It’s no secret that my family enjoys cheese. I’m not talking about the ooey gooey cheese that you find on restaurant nachos or pizza, although, those aren’t half bad. I’m talking about hard cheese, soft cheese, fresh cheese, stinky cheese, aged cheese, never-pre-grated cheese. You see, we’re kind of cheese snobs. Even our kids can sniff out the difference between processed cheese and the real deal cheeses (proud mama moment).
What makes these grilled cheese sandwiches the best grilled cheese sandwiches isn’t just the cheese, though. Here are the 3 key components to making the best grilled cheese:
1. delicious bread (I prefer sourdough)
2. multiple cheese types combined into the same sandwich
3. crispy, crunchy, salty exterior
The first component is pretty simple: start with good bread. I like to buy the La Brea Sourdough loaf (sliced) from Harris Teeter’s bakery. It’s got a great tang, full flavor, and toasts up beautifully.

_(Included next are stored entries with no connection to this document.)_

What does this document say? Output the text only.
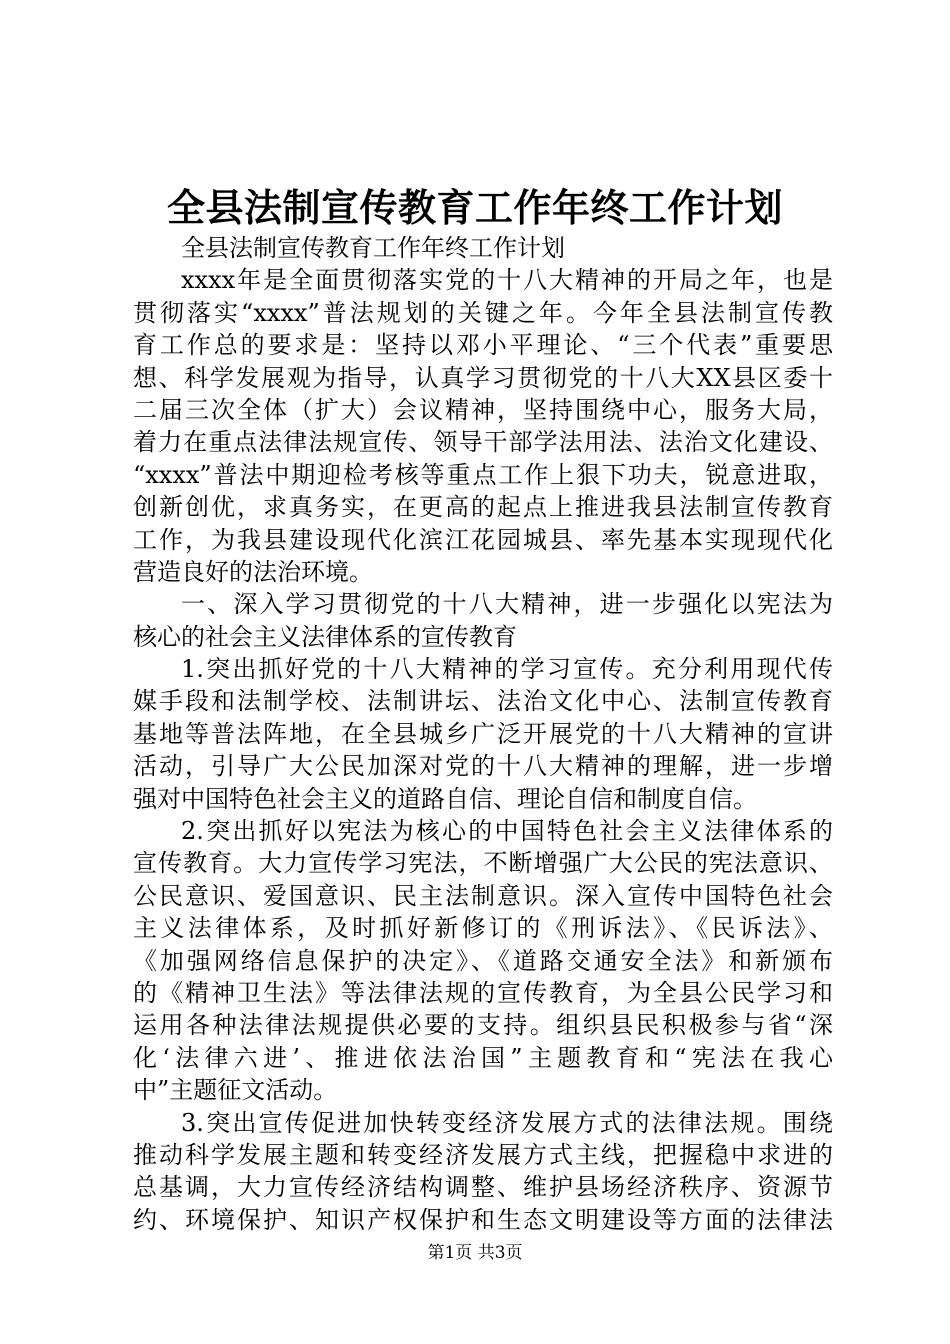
全县法制宣传教育工作年终工作计划
全县法制宣传教育工作年终工作计划
xxxx年是全面贯彻落实党的十八大精神的开局之年，也是
贯彻落实“xxxx”普法规划的关键之年。今年全县法制宣传教
育工作总的要求是：坚持以邓小平理论、“三个代表”重要思
想、科学发展观为指导，认真学习贯彻党的十八大XX县区委十
二届三次全体（扩大）会议精神，坚持围绕中心，服务大局，
着力在重点法律法规宣传、领导干部学法用法、法治文化建设、
“xxxx”普法中期迎检考核等重点工作上狠下功夫，锐意进取，
创新创优，求真务实，在更高的起点上推进我县法制宣传教育
工作，为我县建设现代化滨江花园城县、率先基本实现现代化
营造良好的法治环境。
一、深入学习贯彻党的十八大精神，进一步强化以宪法为
核心的社会主义法律体系的宣传教育
1.突出抓好党的十八大精神的学习宣传。充分利用现代传
媒手段和法制学校、法制讲坛、法治文化中心、法制宣传教育
基地等普法阵地，在全县城乡广泛开展党的十八大精神的宣讲
活动，引导广大公民加深对党的十八大精神的理解，进一步增
强对中国特色社会主义的道路自信、理论自信和制度自信。
2.突出抓好以宪法为核心的中国特色社会主义法律体系的
宣传教育。大力宣传学习宪法，不断增强广大公民的宪法意识、
公民意识、爱国意识、民主法制意识。深入宣传中国特色社会
主义法律体系，及时抓好新修订的《刑诉法》、《民诉法》、
《加强网络信息保护的决定》、《道路交通安全法》和新颁布
的《精神卫生法》等法律法规的宣传教育，为全县公民学习和
运用各种法律法规提供必要的支持。组织县民积极参与省“深
化‘法律六进’、推进依法治国”主题教育和“宪法在我心
中”主题征文活动。
3.突出宣传促进加快转变经济发展方式的法律法规。围绕
推动科学发展主题和转变经济发展方式主线，把握稳中求进的
总基调，大力宣传经济结构调整、维护县场经济秩序、资源节
约、环境保护、知识产权保护和生态文明建设等方面的法律法
第1页 共3页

The second component has some wiggle room. By that, I mean it doesn’t have to be the same every time you make a sandwich. I usually just combine 2 or 3 different types of cheese based on what is available in the fridge. This is a great way to use up odds and ends of random cheeses you may have from special recipes. Here are a few of my favorite cheese combos:
cheddar • gruyere
cheddar • mont. jack (or pepperjack) • parmesan
parmesan • gruyere
parmesan • gruyere • cheddar
cheddar • mozzarella
mozzarella • parmesan
and my new favorite…
cheddar • parmesan • goat cheese
And the third and final component is the crispy, crunchy, salty exterior. A couple of years ago, I uncovered a recipe for an Heirloom Grilled Cheese Sandwich and Chunky Tomato Bacon Soup from the Food Network’s Rick Massa. The tomato soup is to-die-for. And, while I don’t make my sandwiches exactly the same, it was Rick’s recipe that taught me the secret to making the best grilled cheese sandwich: it’s in the crust. Rather than spreading one side of the bread with plain ol’ butter or dousing a hot pan with oil to grill up your sandwiches, this recipe called for making a flavored butter with which you spread onto the sides of the bread that will meet the pan. And, one of the best parts is that the things you need to make this savory compound butter should be pantry staples, so there are no excuses to ever make grilled cheese sandwiches any other way!
Our family enjoys these grilled cheese sandwiches pretty much all year. In the winter, we pair them with the tomato soup referenced above. And in the warmer months, add a simple spring green or summer vegetable salad, and you can enjoy this (dare I say) ooey-gooey goodness all year round.